Terug naar bibliotheek
Hoge Raad

ECLI:NL:HR:2013:CA3710

Arrest

ECLI:NL:HR:2013:CA371012 juli 2013Deze uitspraak is in 11 latere zaken aangehaald

Arrest inhoud

12 juli 2013

Eerste Kamer

nr. 13/02045

EE

Hoge Raad der Nederlanden

Arrest

in de zaak van:

[verzoeker],wonende te [woonplaats], VERZOEKER tot cassatie, advocaat: mr. P.J.Ph. Dietz de Loos.

Verzoeker zal hierna ook worden aangeduid als [verzoeker].

1 Het geding in feitelijke instanties

Voor het verloop van het geding in feitelijke instanties verwijst de Hoge Raad naar de navolgende stukken:

Het arrest van het hof is aan dit arrest gehecht.

2 Het geding in cassatie

Tegen het arrest van het hof heeft [verzoeker] beroep in cassatie ingesteld. Het cassatierekest is aan dit arrest gehecht en maakt daarvan deel uit. De conclusie van de Advocaat-Generaal J. Wuisman strekt tot het niet-ontvankelijk verklaren van het cassatieberoep. De advocaat van [verzoeker] heeft op 4 juni 2013 op die conclusie gereageerd.

3 Beoordeling van de ontvankelijkheid van het cassatieberoep

3.1 In deze zaak is cassatieberoep ingesteld door middel van een op 18 april 2013 ter griffie van de Hoge Raad ingekomen verzoekschrift.
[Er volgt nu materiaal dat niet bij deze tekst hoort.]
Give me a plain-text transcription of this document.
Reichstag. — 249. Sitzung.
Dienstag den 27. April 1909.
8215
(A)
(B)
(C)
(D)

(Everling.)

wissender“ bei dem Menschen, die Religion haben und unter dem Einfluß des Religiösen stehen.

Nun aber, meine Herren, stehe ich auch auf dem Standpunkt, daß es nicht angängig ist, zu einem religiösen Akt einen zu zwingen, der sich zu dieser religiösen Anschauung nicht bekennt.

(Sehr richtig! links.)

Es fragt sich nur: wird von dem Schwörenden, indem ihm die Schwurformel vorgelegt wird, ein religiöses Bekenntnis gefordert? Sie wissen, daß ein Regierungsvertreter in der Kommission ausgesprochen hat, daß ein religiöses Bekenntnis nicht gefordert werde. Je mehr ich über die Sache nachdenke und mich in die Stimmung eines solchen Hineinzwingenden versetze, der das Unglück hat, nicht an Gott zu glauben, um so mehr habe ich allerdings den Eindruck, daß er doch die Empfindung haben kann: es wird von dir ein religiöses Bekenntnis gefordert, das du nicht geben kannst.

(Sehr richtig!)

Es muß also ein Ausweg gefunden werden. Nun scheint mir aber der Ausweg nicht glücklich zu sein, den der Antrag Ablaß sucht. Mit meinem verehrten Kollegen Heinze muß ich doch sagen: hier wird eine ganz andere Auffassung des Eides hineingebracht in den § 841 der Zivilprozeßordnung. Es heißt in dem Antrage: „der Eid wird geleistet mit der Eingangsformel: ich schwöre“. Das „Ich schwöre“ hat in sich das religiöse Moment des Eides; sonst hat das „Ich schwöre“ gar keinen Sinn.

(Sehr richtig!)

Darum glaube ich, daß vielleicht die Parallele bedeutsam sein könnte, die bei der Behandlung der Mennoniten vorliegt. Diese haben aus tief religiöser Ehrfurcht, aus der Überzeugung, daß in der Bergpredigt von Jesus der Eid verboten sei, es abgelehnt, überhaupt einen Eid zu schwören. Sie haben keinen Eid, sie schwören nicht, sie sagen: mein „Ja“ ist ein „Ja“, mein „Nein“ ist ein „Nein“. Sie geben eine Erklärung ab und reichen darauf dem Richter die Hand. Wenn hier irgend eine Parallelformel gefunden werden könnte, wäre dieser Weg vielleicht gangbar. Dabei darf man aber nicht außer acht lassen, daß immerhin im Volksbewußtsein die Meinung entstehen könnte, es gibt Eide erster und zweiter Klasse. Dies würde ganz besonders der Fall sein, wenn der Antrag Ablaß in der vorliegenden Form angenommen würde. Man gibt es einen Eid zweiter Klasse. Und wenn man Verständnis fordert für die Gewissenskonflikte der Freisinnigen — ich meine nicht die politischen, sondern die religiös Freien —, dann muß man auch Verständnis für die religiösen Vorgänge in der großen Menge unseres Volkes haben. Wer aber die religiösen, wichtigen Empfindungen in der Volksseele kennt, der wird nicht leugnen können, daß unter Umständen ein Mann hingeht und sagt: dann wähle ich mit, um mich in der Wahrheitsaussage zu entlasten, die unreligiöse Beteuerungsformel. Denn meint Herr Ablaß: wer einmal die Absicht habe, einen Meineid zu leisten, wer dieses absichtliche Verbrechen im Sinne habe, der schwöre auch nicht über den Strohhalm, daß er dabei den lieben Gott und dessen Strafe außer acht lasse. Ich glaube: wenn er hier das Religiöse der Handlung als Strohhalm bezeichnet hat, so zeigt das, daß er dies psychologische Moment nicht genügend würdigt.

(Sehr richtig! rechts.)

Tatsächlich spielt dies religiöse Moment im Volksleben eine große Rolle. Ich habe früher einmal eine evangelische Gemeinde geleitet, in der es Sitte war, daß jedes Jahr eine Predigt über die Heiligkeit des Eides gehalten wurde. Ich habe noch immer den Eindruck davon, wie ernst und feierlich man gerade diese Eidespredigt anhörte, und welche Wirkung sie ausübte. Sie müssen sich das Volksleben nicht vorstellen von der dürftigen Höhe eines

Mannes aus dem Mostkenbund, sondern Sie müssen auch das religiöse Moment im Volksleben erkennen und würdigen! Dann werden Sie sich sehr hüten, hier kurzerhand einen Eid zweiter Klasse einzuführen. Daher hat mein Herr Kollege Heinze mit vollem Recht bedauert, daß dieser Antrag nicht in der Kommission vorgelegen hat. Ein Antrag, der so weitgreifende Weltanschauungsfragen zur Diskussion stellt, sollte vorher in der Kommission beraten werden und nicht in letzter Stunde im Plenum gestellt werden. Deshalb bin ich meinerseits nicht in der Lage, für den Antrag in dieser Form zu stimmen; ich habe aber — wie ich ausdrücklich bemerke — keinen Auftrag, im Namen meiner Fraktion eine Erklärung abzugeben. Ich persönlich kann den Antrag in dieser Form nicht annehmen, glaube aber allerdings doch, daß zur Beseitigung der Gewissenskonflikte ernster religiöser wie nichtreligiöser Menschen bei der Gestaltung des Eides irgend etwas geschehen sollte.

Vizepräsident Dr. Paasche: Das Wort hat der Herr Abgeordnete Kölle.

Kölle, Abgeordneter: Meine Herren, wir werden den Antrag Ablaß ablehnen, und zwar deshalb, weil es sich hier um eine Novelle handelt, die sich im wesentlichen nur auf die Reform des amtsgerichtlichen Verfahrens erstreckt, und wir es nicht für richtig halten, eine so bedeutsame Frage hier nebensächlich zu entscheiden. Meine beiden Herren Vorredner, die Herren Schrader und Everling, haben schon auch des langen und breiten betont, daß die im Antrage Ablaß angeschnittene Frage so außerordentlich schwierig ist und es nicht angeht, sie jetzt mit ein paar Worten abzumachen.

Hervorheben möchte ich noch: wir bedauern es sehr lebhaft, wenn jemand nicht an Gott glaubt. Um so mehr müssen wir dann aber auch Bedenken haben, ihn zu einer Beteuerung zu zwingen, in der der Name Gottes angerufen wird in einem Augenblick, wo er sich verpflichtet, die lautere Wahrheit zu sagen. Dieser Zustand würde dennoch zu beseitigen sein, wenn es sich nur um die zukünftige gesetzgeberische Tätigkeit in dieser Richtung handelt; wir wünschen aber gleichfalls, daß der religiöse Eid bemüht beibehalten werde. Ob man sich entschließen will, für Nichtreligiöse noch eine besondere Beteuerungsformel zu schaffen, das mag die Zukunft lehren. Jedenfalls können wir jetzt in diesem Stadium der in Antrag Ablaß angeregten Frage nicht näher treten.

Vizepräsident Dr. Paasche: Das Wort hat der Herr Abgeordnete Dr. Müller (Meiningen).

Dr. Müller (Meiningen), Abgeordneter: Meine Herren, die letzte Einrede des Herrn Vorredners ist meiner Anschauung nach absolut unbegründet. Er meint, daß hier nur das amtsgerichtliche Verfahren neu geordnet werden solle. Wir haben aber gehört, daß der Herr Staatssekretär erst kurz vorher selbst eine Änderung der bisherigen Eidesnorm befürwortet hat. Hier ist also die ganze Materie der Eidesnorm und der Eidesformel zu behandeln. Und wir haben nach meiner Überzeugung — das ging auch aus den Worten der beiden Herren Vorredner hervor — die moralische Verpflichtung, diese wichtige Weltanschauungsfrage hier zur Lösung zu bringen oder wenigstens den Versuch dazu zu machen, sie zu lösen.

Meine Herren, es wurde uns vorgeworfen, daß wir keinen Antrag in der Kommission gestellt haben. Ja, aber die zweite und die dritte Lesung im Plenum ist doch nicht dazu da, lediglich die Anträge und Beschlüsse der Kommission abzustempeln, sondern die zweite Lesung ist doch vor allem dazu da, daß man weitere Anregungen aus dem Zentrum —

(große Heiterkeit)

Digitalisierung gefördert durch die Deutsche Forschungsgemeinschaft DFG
Dit verzoekschrift voldoet niet aan de eisen van art. 426a lid 1 Rv., omdat het niet is ingediend en ook niet is ondertekend door een advocaat bij de Hoge Raad. Uit (onder meer) HR 10 juli 2009, ECLI:NL:HR:2009:BI0773, NJ 2010/212, volgt dat dit gebrek in cassatie kan worden hersteld door datzelfde verzoekschrift binnen twee weken na binnenkomst ter griffie van de Hoge Raad opnieuw in te dienen, maar nu ondertekend door een advocaat bij de Hoge Raad. In zodanig geval zal als de dag waarop de zaak is aangebracht, gelden de dag waarop het oorspronkelijke verzoekschrift is ingediend.

3.2 Het op 1 mei 2013, derhalve na het verlopen van de cassatietermijn, ingediende verzoekschrift tot cassatie is weliswaar alsnog ondertekend door een advocaat bij de Hoge Raad, maar het bevat andere klachten dan het op 18 april 2013 ingediende verzoekschrift. Omdat aldus niet het gebrek in het oorspronkelijke verzoekschrift is hersteld, dient [verzoeker] in zijn beroep niet-ontvankelijk te worden verklaard.

4 Beslissing

De Hoge Raad verklaart [verzoeker] niet-ontvankelijk in zijn beroep.

Dit arrest is gewezen door de vice-president F.B. Bakels als voorzitter en de raadsheren A.H.T. Heisterkamp en C.E. Drion, en in het openbaar uitgesproken door de raadsheer M.A. Loth op 12 juli 2013.